DH and I have lived together twenty years, over ten of those married. We have three kids, 10 yo-baby.
When we first met, I was young and I thought our families were very different. I was from the south and posh (posh enough that we weren't allowed to use the word "posh" because it was common 🤦♀️). He was from (a very poor part of) the North East and lower middle.
However, with years of hindsight, our family dynamics were actually much more similar than it seemed on the surface. And one area they were very similar was that mum owns and runs the domestic sphere, at most Dad helps out.
As soon as we moved in together, when I was still young enough to find playing house fun, this played out in our relationship/marriage. Ten years and three kids in, my resentment levels have finally reached toxic: I don't think I can carry on doing 90% of the laundry, shopping and cooking, 50% of the cleaning and close to 100% of the family mental load just because I have a fanny.
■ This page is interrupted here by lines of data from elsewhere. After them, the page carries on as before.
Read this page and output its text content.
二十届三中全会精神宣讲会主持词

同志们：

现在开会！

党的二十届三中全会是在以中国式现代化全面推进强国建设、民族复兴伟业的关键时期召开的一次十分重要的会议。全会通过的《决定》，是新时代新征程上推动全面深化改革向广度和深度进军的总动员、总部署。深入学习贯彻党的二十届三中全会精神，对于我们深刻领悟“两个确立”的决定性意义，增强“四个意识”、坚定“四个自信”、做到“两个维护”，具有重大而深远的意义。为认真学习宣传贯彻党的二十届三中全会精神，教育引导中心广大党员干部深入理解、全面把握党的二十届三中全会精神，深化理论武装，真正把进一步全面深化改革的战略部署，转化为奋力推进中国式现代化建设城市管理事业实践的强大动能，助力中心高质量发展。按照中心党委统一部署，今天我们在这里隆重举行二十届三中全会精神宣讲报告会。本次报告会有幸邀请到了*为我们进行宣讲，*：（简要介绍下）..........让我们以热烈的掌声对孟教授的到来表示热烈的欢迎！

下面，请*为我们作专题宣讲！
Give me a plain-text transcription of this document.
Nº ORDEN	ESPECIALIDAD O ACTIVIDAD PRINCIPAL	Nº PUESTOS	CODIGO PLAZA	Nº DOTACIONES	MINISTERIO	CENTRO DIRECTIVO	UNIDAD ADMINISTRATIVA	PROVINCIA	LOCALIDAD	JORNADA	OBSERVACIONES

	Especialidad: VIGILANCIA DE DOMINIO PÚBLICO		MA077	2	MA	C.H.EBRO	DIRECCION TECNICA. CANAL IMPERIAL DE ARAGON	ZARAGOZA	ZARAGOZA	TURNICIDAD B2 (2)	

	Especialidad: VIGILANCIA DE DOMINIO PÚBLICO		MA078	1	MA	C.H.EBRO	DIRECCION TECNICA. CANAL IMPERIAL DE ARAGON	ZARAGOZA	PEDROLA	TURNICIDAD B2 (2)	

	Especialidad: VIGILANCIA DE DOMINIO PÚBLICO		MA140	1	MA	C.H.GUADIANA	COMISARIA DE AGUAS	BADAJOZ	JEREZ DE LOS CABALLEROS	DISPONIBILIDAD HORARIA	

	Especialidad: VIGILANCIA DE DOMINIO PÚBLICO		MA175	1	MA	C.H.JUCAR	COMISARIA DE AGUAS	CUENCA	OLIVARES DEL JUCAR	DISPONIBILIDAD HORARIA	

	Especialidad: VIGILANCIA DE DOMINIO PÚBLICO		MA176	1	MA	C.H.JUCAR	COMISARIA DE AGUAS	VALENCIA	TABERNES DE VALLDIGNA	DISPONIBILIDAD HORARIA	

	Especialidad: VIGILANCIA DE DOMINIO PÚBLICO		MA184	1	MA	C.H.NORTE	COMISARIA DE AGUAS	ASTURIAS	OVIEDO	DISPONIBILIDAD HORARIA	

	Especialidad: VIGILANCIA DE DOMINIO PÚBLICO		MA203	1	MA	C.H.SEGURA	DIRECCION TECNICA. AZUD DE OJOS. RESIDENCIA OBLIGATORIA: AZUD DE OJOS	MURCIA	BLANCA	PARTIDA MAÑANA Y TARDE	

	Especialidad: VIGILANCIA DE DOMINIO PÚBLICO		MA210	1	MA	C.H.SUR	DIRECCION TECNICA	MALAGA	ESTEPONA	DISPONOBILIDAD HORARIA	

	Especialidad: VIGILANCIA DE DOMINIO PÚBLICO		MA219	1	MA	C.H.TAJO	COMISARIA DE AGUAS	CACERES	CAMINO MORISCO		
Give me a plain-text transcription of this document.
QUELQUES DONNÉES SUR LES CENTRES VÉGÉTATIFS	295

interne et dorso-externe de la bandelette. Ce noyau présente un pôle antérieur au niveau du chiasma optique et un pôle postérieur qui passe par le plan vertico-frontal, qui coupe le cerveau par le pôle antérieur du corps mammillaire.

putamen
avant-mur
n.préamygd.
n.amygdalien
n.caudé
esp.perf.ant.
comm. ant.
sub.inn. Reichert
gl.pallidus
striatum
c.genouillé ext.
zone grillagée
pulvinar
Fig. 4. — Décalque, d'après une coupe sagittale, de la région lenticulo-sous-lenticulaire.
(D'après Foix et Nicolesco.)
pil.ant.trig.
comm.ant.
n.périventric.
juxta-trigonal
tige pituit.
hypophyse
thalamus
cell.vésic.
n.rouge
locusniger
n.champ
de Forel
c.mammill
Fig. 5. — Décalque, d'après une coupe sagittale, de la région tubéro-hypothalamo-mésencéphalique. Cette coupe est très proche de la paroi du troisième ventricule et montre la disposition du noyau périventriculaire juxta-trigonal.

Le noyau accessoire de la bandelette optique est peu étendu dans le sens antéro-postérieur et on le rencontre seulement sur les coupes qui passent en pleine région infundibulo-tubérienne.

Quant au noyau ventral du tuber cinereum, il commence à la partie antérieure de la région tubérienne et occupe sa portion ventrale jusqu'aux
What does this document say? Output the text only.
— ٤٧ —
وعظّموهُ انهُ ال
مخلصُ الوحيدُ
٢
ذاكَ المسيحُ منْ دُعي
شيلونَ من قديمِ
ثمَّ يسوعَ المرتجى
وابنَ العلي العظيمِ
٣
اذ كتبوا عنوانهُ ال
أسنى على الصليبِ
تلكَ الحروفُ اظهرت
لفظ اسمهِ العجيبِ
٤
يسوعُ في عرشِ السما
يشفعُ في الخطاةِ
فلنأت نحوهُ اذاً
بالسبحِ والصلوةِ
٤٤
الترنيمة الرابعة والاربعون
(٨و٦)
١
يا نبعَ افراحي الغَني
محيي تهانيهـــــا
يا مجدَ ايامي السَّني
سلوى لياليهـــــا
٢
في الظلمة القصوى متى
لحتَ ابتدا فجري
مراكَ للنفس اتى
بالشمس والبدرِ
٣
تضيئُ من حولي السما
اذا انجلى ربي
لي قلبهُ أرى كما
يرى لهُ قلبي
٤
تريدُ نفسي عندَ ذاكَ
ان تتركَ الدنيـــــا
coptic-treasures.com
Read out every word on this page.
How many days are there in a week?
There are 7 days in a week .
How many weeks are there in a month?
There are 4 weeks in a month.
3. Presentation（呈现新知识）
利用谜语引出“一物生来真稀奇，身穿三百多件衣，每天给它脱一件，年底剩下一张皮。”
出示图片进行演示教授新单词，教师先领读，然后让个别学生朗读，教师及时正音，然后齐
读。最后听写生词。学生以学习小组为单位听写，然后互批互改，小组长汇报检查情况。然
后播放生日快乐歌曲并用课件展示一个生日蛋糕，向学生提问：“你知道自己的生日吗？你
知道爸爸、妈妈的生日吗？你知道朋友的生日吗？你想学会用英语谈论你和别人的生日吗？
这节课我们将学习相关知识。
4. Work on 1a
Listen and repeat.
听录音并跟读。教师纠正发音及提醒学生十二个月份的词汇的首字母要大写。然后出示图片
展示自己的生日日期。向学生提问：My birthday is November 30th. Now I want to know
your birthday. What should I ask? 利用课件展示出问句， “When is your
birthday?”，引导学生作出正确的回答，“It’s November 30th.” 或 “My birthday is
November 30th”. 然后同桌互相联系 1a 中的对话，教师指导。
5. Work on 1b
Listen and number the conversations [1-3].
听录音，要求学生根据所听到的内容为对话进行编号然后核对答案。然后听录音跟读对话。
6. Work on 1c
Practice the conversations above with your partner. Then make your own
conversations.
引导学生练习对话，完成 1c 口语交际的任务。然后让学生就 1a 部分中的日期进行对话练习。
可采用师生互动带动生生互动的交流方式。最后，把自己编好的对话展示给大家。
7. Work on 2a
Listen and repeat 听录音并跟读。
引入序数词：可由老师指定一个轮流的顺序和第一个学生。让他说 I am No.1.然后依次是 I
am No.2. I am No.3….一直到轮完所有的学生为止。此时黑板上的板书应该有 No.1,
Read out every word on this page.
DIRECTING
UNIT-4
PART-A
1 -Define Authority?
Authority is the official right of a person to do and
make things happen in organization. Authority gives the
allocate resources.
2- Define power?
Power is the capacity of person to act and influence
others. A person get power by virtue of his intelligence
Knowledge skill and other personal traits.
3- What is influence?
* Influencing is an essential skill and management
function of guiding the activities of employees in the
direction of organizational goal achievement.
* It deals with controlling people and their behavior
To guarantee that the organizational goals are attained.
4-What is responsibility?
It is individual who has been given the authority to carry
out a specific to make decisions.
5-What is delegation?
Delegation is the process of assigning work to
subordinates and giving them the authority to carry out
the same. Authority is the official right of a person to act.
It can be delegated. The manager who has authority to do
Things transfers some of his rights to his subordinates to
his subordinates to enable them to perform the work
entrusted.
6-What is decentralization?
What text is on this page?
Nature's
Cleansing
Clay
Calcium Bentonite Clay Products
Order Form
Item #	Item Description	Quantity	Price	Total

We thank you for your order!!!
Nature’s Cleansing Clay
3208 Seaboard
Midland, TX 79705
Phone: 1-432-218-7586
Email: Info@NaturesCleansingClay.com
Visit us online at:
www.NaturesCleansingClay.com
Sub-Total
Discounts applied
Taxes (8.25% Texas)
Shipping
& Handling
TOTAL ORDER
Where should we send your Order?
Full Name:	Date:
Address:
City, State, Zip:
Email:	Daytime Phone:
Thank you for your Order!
You won't be surprised to hear that I also do probably 70-80% of the child rearing because obviously I have the boobs too.
DH would argue that he does some chores - more than his dad ever did certainly - and helps me when I ask for it. But this is also enraging. There are whole aspects of domestic work my super intelligent DH still has no idea how to do: when I was being wheeled to the ambulance bleeding heavily at 34 weeks pregnant with my now toddler, he said "Do I have to clean the toilet now?" to which I replied dripping with scorn "Would you like me to just jump down from this trolley and scrub it for you?". Most enraging of all is that whenever he does chores, especially if he does them unprompted, instead of being pleased I feel like a failure.
I want these learned gender stereotypes to just fuck off. Failing that, I want to find a way to either accept the "female" work without the toxic resentment or redistribute it more evenly without feeling like I've failed as a wife and mother. How have others squared this circle? Practically but more so emotionally. Is it possible to recover and be a happy couple again?